HASTE TO THE WEDDING
In 1767, a song entitled “Rural Felicity,” was included in the play, The Elopement, which was performed at the Theater Royal in Drury Lane, London. The tune was known as “Haste to the Wedding.” The song was sung by Mrs. Scott, and Mrs. Dorman.* The tune is available upon request by email @ email@example.com.
Come haste to the wedding ye friends and ye neighbors,
The lovers their bliss can no longer delay.
Forget all your sorrows your care and your labors,
And let every heart beat with rapture today.
Ye votaries all attend to my call,
Come revel in pleasures that never can cloy.
Come see rural felicity, Which love and innocence ever enjoy.
Let envy, let pride, let hate and ambition,
Still crowd to & beat at the breast of the great.
To such wretched passions we give no admission,
But leave them alone to the wise ones of state.
We boast of no wealth, but contentment & health,
In mirth & in friendship our moments employ.
Come see etc.
With reason we taste of each heart stirring pleasure,
With reason we drink of the full flowing bowl.
Are jocund & gay, but all within measure,
For fatal excess will enslave the free soul.
Come come at our bidding, to this happy wedding,
No care shall intrude here our bliss to annoy.
Come see etc.
cloy- to cause distaste or disgust by over-ealing or drinking.
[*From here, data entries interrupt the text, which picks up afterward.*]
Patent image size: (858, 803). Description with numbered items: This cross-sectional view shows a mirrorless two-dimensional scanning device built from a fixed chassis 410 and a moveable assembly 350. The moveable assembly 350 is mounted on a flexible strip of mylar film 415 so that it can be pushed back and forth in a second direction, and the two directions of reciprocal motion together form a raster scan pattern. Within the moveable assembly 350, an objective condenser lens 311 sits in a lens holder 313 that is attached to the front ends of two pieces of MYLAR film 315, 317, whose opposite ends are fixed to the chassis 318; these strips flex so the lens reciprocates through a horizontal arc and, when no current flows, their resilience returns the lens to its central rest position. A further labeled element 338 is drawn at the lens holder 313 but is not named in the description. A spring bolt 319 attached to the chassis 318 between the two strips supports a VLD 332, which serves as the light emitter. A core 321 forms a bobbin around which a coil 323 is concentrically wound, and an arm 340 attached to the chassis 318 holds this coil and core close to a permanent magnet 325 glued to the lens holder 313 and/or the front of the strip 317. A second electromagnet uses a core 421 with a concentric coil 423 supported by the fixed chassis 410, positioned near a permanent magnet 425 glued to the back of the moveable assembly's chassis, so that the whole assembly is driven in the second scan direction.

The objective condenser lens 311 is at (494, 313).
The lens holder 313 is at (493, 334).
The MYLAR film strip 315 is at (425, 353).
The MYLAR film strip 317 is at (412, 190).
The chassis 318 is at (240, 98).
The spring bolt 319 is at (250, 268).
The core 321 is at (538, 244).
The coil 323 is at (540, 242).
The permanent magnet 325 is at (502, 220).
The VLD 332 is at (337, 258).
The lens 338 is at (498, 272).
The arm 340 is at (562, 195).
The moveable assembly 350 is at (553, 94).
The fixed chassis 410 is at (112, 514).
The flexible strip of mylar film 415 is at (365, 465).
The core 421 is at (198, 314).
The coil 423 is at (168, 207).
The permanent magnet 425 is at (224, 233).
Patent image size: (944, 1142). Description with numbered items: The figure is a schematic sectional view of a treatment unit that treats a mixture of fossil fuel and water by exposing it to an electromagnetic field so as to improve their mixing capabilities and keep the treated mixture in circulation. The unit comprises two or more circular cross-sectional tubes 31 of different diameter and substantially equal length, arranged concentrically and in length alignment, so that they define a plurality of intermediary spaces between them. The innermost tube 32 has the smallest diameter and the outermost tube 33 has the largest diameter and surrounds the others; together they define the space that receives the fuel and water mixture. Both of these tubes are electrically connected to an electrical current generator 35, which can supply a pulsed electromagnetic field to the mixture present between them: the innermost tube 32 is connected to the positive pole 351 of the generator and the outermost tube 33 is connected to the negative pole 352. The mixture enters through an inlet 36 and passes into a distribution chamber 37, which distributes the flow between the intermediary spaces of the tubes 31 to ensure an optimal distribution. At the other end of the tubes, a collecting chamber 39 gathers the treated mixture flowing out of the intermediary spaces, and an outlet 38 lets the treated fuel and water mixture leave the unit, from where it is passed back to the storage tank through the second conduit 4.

felicity- great happiness or bliss.
jocund- cheerful, lighthearted, sprightly.
mlrth- happiness, joy, merriment.
rapture- bliss, delight, joy, pleasure.
revel- celebrate, make merry.
rural- country, rustic, wooded.
votaries- faithful followers, those filled with enthusiasm.
*Musical Magazine (The) ; or, Compleat Pocket Companion for the year 1767. Consisting of Songs and Airs for the German Flute, Violin, Guitar, and Harpsichord … London, Sold by T. Bennett, 160 pp. 1767.